Riding the Transition Trade

Presidents have a lot less influence on the stock market than is commonly thought (or written), but certain macro actions have clear effects.

Clearing the path to a transition is one of those, and it’s the best thing the president has done for “his” market in months.

There are a lot of ways to take this news (beyond whatever it might be doing to the First Ego):

  • In terms of what it might say or imply about the relationship between political and economic power
  • In terms of the elusive “certainty” executives and investors are always searching for
  • In terms of the conclusions everyone’s jumped to about what life will look like with Janet Yellen as (presumptive) treasury secretary

My hope is that all this heralds a tacit bargain that begins to unwind what Rana Foroohar recently described in the FT as U.S. executives’ “deal with the devil.” In essence, the new bargain should say:

  • No, the pitchforks aren’t coming out.

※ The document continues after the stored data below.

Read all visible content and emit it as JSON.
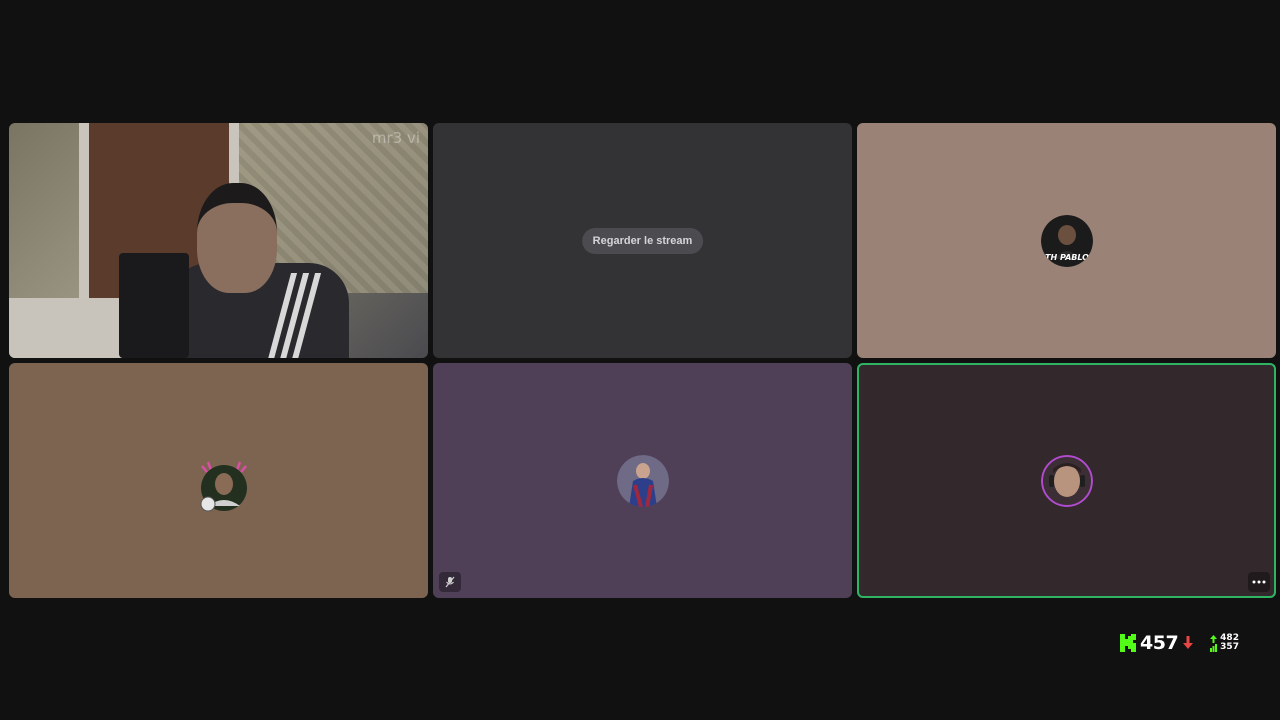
{
  "watermark": "mr3 vi",
  "stream_button_label": "Regarder le stream",
  "tiles": [
    {
      "id": "camera",
      "type": "video"
    },
    {
      "id": "stream",
      "type": "stream",
      "color": "#333335"
    },
    {
      "id": "th-pablo",
      "type": "avatar",
      "color": "#9a8276",
      "avatar_text": "TH PABLO"
    },
    {
      "id": "user-4",
      "type": "avatar",
      "color": "#7c6450"
    },
    {
      "id": "user-5",
      "type": "avatar",
      "color": "#4f4057",
      "muted": true
    },
    {
      "id": "user-6",
      "type": "avatar",
      "color": "#33292d",
      "speaking": true
    }
  ],
  "stats": {
    "viewer_count": "457",
    "trend": "down",
    "up_count": "482",
    "down_count": "357",
    "brand_color": "#53fc18",
    "down_color": "#e84545"
  },
  "icons": {
    "muted": "mic-off-icon",
    "more": "more-options-icon",
    "logo": "kick-logo-icon"
  }
}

We’re not going to dismantle capitalism in toto, and there’s still going to be plenty to go around in terms of profits and wealth. That’s the kind of “certainty” on offer.
  • However, the price — and there’s always a price — is a long-run systemic adjustment in favor of innovation, competition, and workers. If the casino is going to stay open much longer, all the action can’t remain at one table.

It’s probably safe to say that we’ll never get a better (less costly, better justified, more acceptable) opportunity to make meaningful changes than the first half of 2021. Let’s get down to business.